The letter points to the most recent action, buying more of Pansy Ho’s share of MGM China as proof of Murren’s poor management style.

“Investors need to look no further than the recent $325 million purchase by MGM Resorts of MGM China stock from MGM China’s Co-Chairman Pansy Ho to understand how Mr. Murren undermines investor confidence. Why was it necessary for MGM Resorts to pay a 17 percent, or $50 million, premium to purchase MGM China stock from Pansy Ho? Was it to provide Pansy Ho with capital to buy shares in MGM Resorts from the estate of MGM’s largest shareholder Kirk Kerkorian? Was this another entrenchment maneuver to hand Pansy Ho, a friendly shareholder of Mr. Murren, 4.8 percent ownership of MGM Resorts so Mr. Murren could count on her vote to secure his position as Chairman and CEO of MGM?

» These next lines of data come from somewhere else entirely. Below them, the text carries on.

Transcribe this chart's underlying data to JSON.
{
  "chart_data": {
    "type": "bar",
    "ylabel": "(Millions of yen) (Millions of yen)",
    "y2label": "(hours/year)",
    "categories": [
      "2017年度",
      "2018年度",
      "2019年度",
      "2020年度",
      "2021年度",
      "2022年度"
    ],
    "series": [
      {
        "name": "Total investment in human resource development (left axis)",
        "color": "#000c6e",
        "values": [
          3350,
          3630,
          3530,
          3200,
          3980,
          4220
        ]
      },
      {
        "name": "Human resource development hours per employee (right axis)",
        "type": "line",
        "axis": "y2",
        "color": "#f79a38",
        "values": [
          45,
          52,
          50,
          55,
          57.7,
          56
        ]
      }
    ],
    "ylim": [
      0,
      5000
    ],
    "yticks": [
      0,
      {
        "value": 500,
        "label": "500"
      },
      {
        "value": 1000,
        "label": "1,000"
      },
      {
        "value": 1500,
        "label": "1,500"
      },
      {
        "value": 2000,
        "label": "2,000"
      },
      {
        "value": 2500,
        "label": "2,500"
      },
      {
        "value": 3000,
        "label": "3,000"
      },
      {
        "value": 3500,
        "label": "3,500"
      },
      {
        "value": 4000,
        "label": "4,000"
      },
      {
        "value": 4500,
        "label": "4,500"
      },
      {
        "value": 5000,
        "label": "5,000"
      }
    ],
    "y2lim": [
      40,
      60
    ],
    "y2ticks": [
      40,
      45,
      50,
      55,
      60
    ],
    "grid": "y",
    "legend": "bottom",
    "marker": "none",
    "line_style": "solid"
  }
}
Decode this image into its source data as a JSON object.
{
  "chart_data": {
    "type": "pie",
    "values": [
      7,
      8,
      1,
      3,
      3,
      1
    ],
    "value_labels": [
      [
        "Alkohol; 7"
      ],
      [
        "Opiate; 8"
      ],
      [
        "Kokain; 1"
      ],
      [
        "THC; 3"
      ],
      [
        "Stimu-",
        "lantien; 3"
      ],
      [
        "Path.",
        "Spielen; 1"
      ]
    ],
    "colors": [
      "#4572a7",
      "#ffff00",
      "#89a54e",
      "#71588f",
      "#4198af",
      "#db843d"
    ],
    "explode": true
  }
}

“Why would Mr. Murren, who committed to reducing leverage at MGM Resorts, invest $325 million in MGM China stock above a 14x multiple when he could have purchased MGM Resorts at 7x multiple? It is self-evident to us that Mr. Murren cannot be trusted with shareholder capital.”

The letter concludes with a challenge to the board.

“It is time for the board to look out for the interests of all MGM Resorts shareholders by ensuring that MGM Resorts has the right leadership to unlock and sustain value for the future.”